An official of the finance ministry said the mergers and acquisitions division will conduct merger reviews in terms of the competition law determining jurisdiction, assessing whether a merger was likely to substantially prevent or lessen competition, judging whether efficiency gains outweigh the likely lessening of market competition. The division will impose conditions,if necessary and monitor post-merger performance.
The primary analysis and negotiation will be carried out by the Merger Department, with input from the Research Department on the nature and state of competition in the relevant market, and, if necessary, with the assistance from the enforcement department on market behaviour. The department will be headed by a director-general with no subordinate divisions and consist of two economists/corporate analysts/forensic accountants, two legal experts and administrative staff.
Similarly, the proposed "Enforcement Department", as the centre of investigative activity, will be responsible for investigating contraventions and the competition law covering abuse of dominant position, prohibited vertical and horizontal agreements and deception in marketing practices. The department will review requests for exemptions under Sec 5 and entertain leniency applications under Sec 35, and would also recommend penalties and other sanctions to the commission.
As competition agencies around the world differ significantly, and there was no standard blueprint, the consultants familiar with various models will apply their knowledge to the Pakistan situation.
The World Bank is providing financial assistance for the setting of the commission and initially, it has agreed to pay about $10 million.
There are a number of regulatory bodies working with mixed experience and results, depending on their legal and political capacities. Pakistan-specific issues and knowledge will go into into the work by employing consultants.
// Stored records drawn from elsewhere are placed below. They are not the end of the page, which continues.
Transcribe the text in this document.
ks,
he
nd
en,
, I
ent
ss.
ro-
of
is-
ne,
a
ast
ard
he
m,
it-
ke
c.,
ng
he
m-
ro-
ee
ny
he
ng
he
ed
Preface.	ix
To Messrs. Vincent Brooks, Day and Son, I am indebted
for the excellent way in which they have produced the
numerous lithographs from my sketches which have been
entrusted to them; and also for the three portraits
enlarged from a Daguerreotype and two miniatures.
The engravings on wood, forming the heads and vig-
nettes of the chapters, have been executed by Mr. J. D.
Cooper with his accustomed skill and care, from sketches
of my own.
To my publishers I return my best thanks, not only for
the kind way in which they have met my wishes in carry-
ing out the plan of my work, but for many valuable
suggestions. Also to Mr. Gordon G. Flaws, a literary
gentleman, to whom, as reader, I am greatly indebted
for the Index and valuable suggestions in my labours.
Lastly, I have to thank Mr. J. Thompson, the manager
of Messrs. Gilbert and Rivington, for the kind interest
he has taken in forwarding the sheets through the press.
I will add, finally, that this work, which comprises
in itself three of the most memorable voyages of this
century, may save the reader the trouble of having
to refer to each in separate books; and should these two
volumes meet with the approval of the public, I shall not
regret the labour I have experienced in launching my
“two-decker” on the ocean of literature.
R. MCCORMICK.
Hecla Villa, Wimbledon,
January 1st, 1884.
The commission’s primary function will be to monitor competition levels and market transparency, investigate anti-competitive conduct in violation of the law, asses the impact of mergers/acquisitions on competition as part of the clearance process,identify policy-based impediments and play an advocacy role to create public awareness and help public policy address impediments.
For seamless application of competition policy across the economy, the commission will need to formally and informally interact with other government bodies/regulatory authorities.
In carrying out its law enforcement function, the commission will rigorously apply principles of due process and natural justice. In particular, it will ensure structurally and procedurally a strong culture of formal collaboration between various departments. Its investigations will follow due process and confidentiality requirements, the availability of internal appeals to a bench of two commissioners not involved in the original ruling, and a strong general counsel's office responsible for internal audit to oversee and report on compliance with the law and procedures. As a public quasi-judicial body, law enforcement decision will be subject to appeal before a High Court.
The commission is likely to consist of 5-7 commissioners, one of whom is to be appointed as chairman. It will be supported by a staff of 60-80 professionals, mostly industrial economists, commercial lawyers and forensic accountants.
Based on its functions of investigation, adjudication, policy analysis, advocacy and research, the commission will organise operational and research departments headed by director-generals. There will be a corporate affairs units to manage budgets, human resources, training and other international matters.